According to details provided to the Los Angeles Times, the Chargers and Raiders have already purchased the plot of land in Carson where the stadium would be built. The site has been vacant for many years now and in 1999 was nearly home to a NFL expansion team (that expansion team became the Houston Texans).
The stadium plans and concept art is drawn up. It would house 68,000 fans with ability to expand to as much as 72,000. There will also be more than 18,000 parking spaces to allow for tailgating.
The official joint statement reads as follows:
We have both been working in our home markets to find a stadium solution for many years, so far unsuccessfully.
We remain committed to continuing to work in our home markets throughout 2015 to try to find publicly acceptable solutions to the long-term stadium issue.
We also both understand and respect the NFL's relocation process, and we intend to adhere strictly to the relocation procedures that the League has set forth for Los Angeles.
In particular, we respect the right of the NFL's owners to decide on all Los Angeles-related relocation issues and understand that any relocation application that is filed for Los Angeles must obtain the approval of three-fourths of the NFL's owners.
Both teams have kept the NFL owners' committee on Los Angeles, and the Commissioner, fully informed about our joint efforts.
We are pursuing this stadium option in Carson for one straightforward reason: If we cannot find a permanent solution in our home markets, we have no alternative but to preserve other options to guarantee the future economic viability of our franchises.
In short, for the remainder of 2015, we intend to move down two tracks simultaneously:
On track one, we will continue to work in our home markets to find permanent stadium solutions that are publicly acceptable.

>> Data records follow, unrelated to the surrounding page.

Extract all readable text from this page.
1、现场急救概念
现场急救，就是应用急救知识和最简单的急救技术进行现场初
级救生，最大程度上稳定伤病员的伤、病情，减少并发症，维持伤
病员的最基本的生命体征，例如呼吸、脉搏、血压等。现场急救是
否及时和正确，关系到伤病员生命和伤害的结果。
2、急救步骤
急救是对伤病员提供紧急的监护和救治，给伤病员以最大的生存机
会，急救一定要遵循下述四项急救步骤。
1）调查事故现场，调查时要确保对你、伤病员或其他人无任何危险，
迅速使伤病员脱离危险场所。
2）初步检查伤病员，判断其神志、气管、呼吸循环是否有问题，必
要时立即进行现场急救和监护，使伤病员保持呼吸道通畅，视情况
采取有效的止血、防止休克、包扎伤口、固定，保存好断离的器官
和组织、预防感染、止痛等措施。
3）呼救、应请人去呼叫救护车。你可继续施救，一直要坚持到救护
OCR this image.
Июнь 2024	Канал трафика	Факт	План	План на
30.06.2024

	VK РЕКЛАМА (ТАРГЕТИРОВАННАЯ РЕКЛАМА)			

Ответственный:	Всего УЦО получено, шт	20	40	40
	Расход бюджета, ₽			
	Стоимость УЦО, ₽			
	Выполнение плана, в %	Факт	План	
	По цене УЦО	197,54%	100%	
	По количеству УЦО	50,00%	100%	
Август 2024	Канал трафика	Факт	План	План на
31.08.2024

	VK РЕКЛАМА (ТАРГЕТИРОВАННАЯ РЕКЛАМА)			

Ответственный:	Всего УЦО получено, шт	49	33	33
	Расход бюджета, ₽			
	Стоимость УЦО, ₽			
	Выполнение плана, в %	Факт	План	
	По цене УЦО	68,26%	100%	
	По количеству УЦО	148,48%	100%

On track two, we will work in Carson to preserve our options, and the future economic viability of our franchises, in the event that our efforts in our local markets fail.
Throughout this process we will respect the rules and procedures set forth by the League and defer completely to the ultimate decision of the NFL's owners.
Though the status of the two teams in their current cities remains unchanged, this news is significant because it means they are not on board with the Rams plans in Inglewood.
Also, merely the fact that the situation in their respective cities is unchanged is an issue. Mark Davis remains determined to give Oakland every chance to step up and get a new stadium built, but things are not moving as quickly as he would like.
The same can be said of the situation in San Diego, perhaps even to a greater extent. Those situations have forced them to protect their interests by getting the ball rolling so that this time next year, neither team is left in their current stadium situation with no options.